Las empresas son BP, Chevron, Eni, Repsol y Shell, las que ahora están autorizadas a "realizar transacciones relacionadas con operaciones del sector petrolero o gasístico en Venezuela", con ciertas condiciones de control y reporte.
La reanudación de las operaciones de estas cinco empresas se da debido al anuncio del departamento de dos nuevas licencias que rebajan aún más las restricciones para que puedan retomar trabajos en Venezuela.
"Todas las transacciones" de esas compañías que tengan que ver con el sector petrolero venezolano quedan autorizadas, así como los contratos para "nuevas inversiones en el sector del petróleo y el gas" para todas las compañías interesadas en abrir negocios en el país sudamericano.
Estas dos nuevas licencias suponen un importante paso adelante en la total apertura del sector petrolero venezolano, sometido a sanciones de Estados Unidos desde 2019.
Con el derrocamiento el 3 de enero del presidente Nicolás Maduro, que fue sacado del país por fuerzas especiales estadounidenses, Washington anunció inmediatamente que solo iba a permitir las exportaciones de crudo del país sudamericano bajo su control directo.
Estados Unidos aplicaba ya desde diciembre un bloqueo a las exportaciones que Venezuela llevaba a cabo mediante "buques fantasma", sometidos a sanciones.
El nuevo gobierno de la presidenta encargada Delcy Rodríguez rápidamente comenzó a negociar con el presidente Donald Trump, y en especial con el secretario de Estado, Marco Rubio, que supervisa directamente la situación.
Caracas aprobó una nueva ley de hidrocarburos que reforma sustancialmente las limitaciones a la inversión exterior, tras años de polémicas por contratos incumplidos, demandas ante instancias internacionales y restricciones a las multinacionales.

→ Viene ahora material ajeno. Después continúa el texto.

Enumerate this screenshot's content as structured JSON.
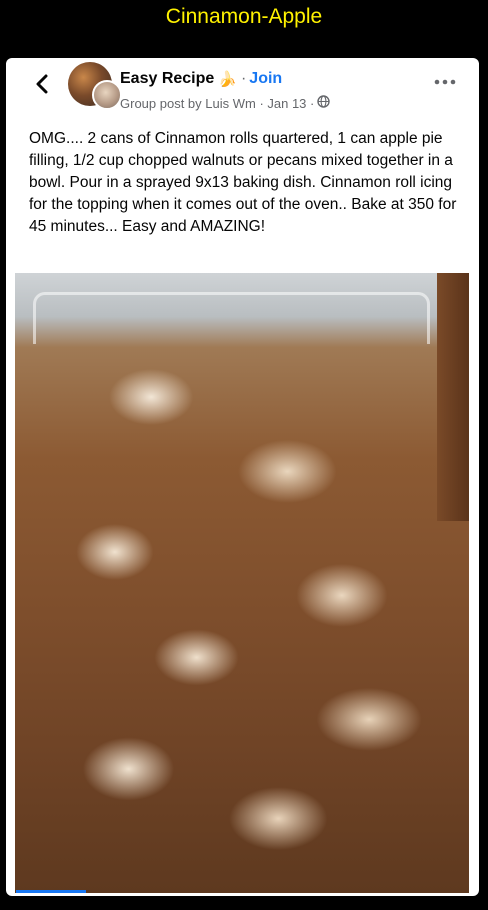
{
  "banner": {
    "title": "Cinnamon-Apple"
  },
  "post": {
    "group_name": "Easy Recipe",
    "group_emoji": "🍌",
    "separator": "·",
    "join_label": "Join",
    "subtitle": "Group post by Luis Wm · Jan 13 ·",
    "body": "OMG.... 2 cans of Cinnamon rolls quartered, 1 can apple pie filling, 1/2 cup chopped walnuts or pecans mixed together in a bowl. Pour in a sprayed 9x13 baking dish. Cinnamon roll icing for the topping when it comes out of the oven.. Bake at 350 for 45 minutes... Easy and AMAZING!"
  },
  "icons": {
    "back": "chevron-left-icon",
    "more": "more-horizontal-icon",
    "privacy": "globe-icon"
  },
  "colors": {
    "banner_text": "#fff200",
    "link": "#1877f2",
    "secondary_text": "#65676b"
  }
}
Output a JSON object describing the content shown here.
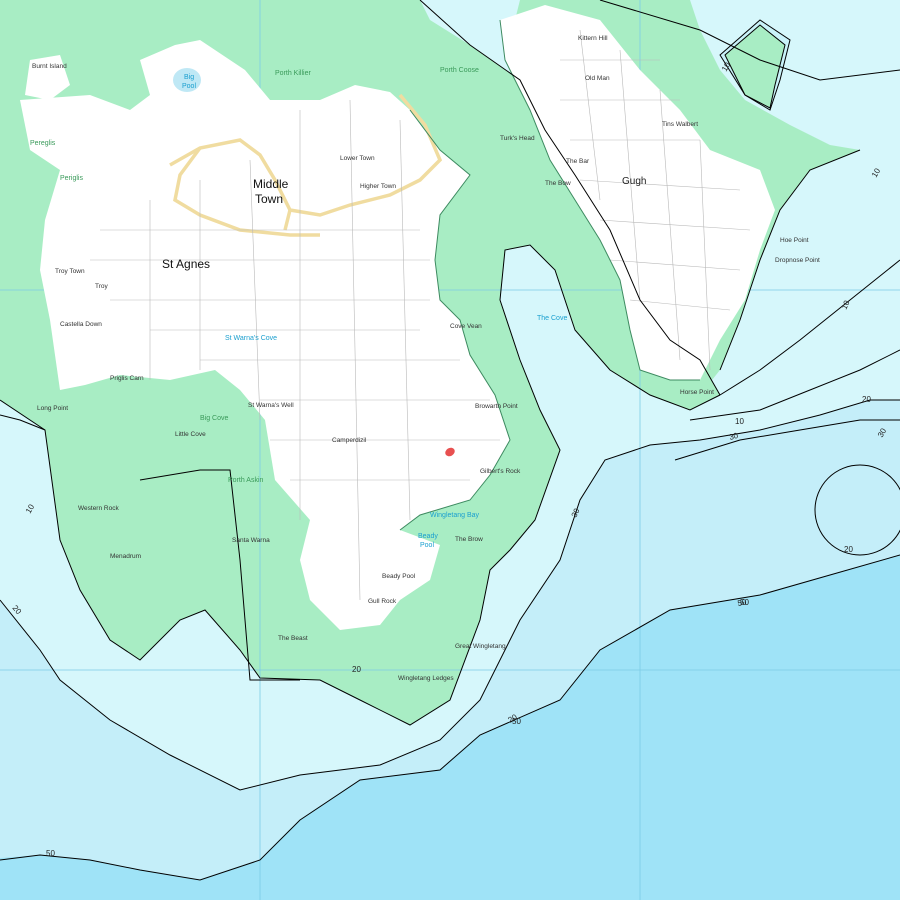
{
  "map": {
    "colors": {
      "deep_sea": "#9fe3f7",
      "mid_sea": "#c4eef9",
      "shallow_sea": "#d6f7fb",
      "intertidal": "#a8edc4",
      "land": "#ffffff",
      "grid": "#7ccbe6",
      "contour": "#000000",
      "marker": "#e85050"
    },
    "places": {
      "st_agnes": "St Agnes",
      "middle_town_1": "Middle",
      "middle_town_2": "Town",
      "gugh": "Gugh",
      "big_pool": "Big",
      "big_pool_2": "Pool",
      "troy_town": "Troy Town",
      "the_bar": "The Bar",
      "the_cove": "The Cove",
      "the_bow": "The Bow",
      "periglis": "Periglis",
      "wingletang_bay": "Wingletang Bay",
      "beady_pool": "Beady",
      "beady_pool_2": "Pool",
      "gilberts_rock": "Gilbert's Rock",
      "browarth_point": "Browarth Point",
      "cove_vean": "Cove Vean",
      "camperdizil": "Camperdizil",
      "lower_town": "Lower Town",
      "higher_town": "Higher Town",
      "turks_head": "Turk's Head",
      "st_warna_cove": "St Warna's Cove",
      "the_brow": "The Brow",
      "the_gull_rock": "Gull Rock",
      "western_rocks": "Western Rock",
      "kittern_hill": "Kittern Hill",
      "dropnose_point": "Dropnose Point",
      "hoe_point": "Hoe Point",
      "tins_walbert": "Tins Walbert",
      "old_man": "Old Man",
      "the_beast": "The Beast",
      "wingletang_ledges": "Wingletang Ledges",
      "great_wingletang": "Great Wingletang",
      "castella_down": "Castella Down",
      "little_cove": "Little Cove",
      "long_point": "Long Point",
      "burnt_island": "Burnt Island",
      "big_cove": "Big Cove",
      "santa_warna": "Santa Warna",
      "porth_killier": "Porth Killier",
      "porth_askin": "Porth Askin",
      "porth_coose": "Porth Coose",
      "st_warnas_well": "St Warna's Well",
      "tolls_island": "Troy",
      "annet_beady": "Beady Pool",
      "menadrum": "Menadrum",
      "priglis_cove": "Priglis Carn",
      "horse_point": "Horse Point",
      "pereglis": "Pereglis"
    },
    "depth_labels": [
      "10",
      "20",
      "30",
      "50",
      "20",
      "30",
      "10",
      "10",
      "20",
      "50",
      "10",
      "30",
      "20",
      "20",
      "50",
      "50",
      "10"
    ]
  }
}
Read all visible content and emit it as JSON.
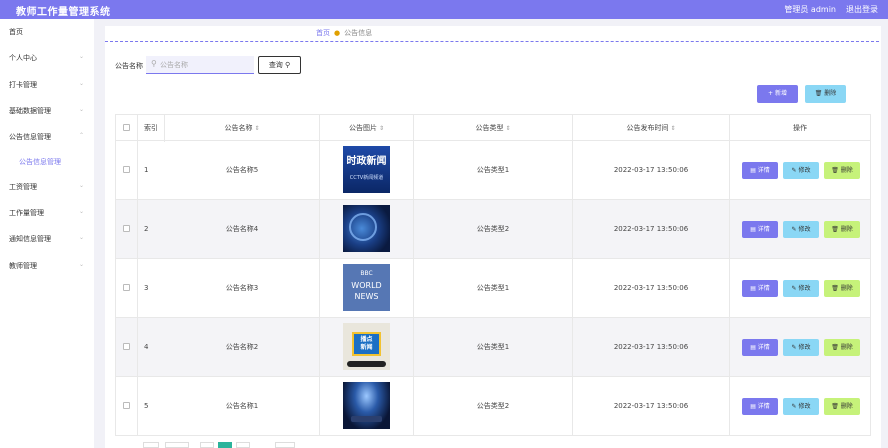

Chevron era la única compañía estadounidense que explotaba, aunque con dificultades, el crudo venezolano mediante una licencia de Estados Unidos para contratos muy específicos con la empresa nacional venezolana, PDVSA.
Las nuevas licencias se unen a otras nuevas autorizaciones para comprar equipamiento e instalarlo en Venezuela, negociar contratos con puertos y aeropuertos, y otras medidas que facilitan la inversión en el sector, muy decaído.